And you're right, it's about normalizing values. All normalizing does is make the length of that vector 1 unit long - hence it's called a unit vector. On the plus side, normalizing is simple! Either languages have it build in and you can just do:

Vector2 dirNormalized = direction.Normalize();

Or, you can do it manually by dividing each component by the length:

float length = sqrt( direction.X*direction.X + direction.Y*direction.Y )
Vector2 dirNormalized = new Vector2( direction.X / length, direction.Y / length );

I would use the built-in methods. Much less hassle. ;)

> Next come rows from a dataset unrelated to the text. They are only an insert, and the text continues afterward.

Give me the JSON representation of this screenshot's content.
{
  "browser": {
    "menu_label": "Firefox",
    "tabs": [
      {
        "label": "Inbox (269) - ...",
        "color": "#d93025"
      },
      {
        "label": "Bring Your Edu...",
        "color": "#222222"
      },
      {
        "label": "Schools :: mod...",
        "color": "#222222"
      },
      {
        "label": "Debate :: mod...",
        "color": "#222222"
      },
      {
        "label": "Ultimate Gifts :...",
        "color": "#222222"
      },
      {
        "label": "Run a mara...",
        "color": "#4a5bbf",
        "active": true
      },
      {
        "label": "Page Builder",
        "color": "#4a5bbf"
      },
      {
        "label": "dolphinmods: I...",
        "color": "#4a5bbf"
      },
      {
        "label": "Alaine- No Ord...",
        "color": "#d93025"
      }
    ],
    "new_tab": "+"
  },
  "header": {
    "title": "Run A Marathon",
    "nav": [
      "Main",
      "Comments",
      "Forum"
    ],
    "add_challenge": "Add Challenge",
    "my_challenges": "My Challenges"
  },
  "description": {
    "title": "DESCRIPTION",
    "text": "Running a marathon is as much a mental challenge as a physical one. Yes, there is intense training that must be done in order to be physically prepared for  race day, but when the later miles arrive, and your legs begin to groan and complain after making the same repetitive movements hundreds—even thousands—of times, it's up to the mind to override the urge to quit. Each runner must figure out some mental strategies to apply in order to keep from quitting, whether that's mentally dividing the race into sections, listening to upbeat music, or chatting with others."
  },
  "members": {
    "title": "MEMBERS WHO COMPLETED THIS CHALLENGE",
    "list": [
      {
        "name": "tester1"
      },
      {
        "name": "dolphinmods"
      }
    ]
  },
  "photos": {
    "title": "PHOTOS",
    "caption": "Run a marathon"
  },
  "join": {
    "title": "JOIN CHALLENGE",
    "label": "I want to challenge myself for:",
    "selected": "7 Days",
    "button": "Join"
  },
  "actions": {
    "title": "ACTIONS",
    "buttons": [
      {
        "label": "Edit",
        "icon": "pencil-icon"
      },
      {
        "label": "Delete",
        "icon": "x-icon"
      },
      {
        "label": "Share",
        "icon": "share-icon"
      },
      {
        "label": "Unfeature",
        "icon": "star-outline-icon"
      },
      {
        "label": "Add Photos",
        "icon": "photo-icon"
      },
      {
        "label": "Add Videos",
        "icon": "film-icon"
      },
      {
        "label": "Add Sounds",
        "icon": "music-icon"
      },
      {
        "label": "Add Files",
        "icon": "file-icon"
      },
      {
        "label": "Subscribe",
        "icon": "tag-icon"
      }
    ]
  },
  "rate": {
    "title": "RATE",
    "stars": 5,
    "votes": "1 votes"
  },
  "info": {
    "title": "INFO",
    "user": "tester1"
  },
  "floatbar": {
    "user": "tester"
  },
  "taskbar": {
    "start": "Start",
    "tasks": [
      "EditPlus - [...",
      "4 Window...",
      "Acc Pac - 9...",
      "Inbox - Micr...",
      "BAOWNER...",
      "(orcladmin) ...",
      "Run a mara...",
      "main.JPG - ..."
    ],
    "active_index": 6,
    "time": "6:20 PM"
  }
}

If you want to specify directions at arbitrary angles, the easiest way to do this is using trigonometry:

Vector2 direction = new Vector2();
direction.X = Math.Cos( angleInRadians );
direction.Y = Math.Sin( angleInRadians );

This will give you a unit vector in the direction of angleInRadians from your left example, going counter-clockwise. If this sounds complicated, think of it as a clock hand that starts at 3 and goes counter-clockwise as the angle increases, and reaches back to 3 at 2*PI radians, or 360 degrees.

To get extra-fancy, multiply these by a 'speed' value to get a velocity vector:

float speed = 8.5f;
direction.X = speed * Math.Cos( angleInRadians );
direction.Y = speed * Math.Sin( angleInRadians );

This will give you a vector of length 8.5, with the direction specified by the angle.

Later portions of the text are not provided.